Pakse, situated along the famed Mekong, is also a premier cruising locale and the gateway to Vat Phou and Bolaven Plateau, the coffee capital, which makes a trip to Xe Pian all the more worthwhile.
Yemeni slice of peace: Far from the fighting and unrest in Yemen and Somalia is the desert island of Socotra out in the Indian Ocean. Despite being surrounded by water, the climate at Socotra is surprisingly arid, giving rise to more than 800 species of rare, odd-looking vegetation that dot the limestone and mountainous landscape. From trees with bulbous trunks to the mushroom-like Dragon’s Blood Tree that oozes red sap when cut, about a third of the island’s flora and fauna can only be found in Socotra. Inhabited by mostly indigenous tribes, the island lacks luxurious tourist facilities, but offers breath-taking landscapes like those out of sci-fi movies plus a slew of outdoor activities such as surfing, wildlife watching, fishing, scuba diving and camel rides. For those concerned about entering Yemen, which is often the main point of entry to the island, it is possible to fly direct to Socotra from Sharjah International Airport in the United Arab Emirates.
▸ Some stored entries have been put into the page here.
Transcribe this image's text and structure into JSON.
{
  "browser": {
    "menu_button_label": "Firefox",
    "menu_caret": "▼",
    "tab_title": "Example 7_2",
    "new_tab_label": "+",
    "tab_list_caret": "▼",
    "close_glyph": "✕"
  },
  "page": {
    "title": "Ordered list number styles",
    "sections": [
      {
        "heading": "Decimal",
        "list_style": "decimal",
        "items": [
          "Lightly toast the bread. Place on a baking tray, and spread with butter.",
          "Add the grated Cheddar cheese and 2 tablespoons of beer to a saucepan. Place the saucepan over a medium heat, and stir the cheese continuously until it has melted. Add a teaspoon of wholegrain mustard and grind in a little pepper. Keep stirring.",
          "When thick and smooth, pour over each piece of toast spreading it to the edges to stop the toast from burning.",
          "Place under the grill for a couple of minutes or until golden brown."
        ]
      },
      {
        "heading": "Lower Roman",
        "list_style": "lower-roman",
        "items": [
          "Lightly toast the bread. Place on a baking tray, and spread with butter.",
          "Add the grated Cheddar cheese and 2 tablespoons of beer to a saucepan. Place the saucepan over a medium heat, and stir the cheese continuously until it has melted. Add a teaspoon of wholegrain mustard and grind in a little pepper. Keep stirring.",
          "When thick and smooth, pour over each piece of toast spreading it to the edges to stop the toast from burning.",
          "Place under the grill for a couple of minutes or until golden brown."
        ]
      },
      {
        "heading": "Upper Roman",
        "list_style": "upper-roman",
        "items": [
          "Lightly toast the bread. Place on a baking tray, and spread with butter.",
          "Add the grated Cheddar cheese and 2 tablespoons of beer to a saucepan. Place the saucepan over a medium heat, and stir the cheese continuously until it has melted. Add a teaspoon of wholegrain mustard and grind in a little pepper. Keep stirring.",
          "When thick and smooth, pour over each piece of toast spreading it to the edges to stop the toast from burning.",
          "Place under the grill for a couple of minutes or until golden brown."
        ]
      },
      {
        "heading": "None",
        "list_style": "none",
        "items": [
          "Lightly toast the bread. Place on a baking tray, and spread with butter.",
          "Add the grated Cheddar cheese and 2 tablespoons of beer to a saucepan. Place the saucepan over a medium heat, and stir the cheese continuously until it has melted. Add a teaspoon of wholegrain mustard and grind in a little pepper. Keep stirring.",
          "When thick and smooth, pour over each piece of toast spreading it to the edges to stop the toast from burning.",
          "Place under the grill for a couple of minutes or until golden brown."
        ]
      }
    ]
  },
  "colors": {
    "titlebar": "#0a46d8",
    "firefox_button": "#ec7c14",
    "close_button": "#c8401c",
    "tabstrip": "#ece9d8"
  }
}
Zermatt, Switzerland: Picture this: a car-free village, where Matterhorn peak looms large and white behind you, puncturing the vivid-blue Alpine sky. The sun glimmers on the powdery slopes and as you sit at a table on a balmy terrace, skiers swoosh and glide up and down on this iconic mountain, so popular that you can see it portrayed on everything from postcards to souvenirs. In Zermatt, everything is defined by altitude, by the vertical. The enormity of it all makes travellers speechless in the face of nature’s grandness, and, oh, what a feat is it to stand on the roof of the world! Surely, British climber Edward Whymper shared the same thought and leap of heart in 1865, when he reached the peak of Matterhorn together with his rope team. Today, that epochal triumph is still deeply engrained in Zermatt’s collective memory and basically the entire village’s history is cemented based on the event. This year, one-and-a-half centuries later, the village pays homage to the first ascent and celebrates with a series of festivities — and much glitz and glamour — which will keep both skiers and gourmands entertained.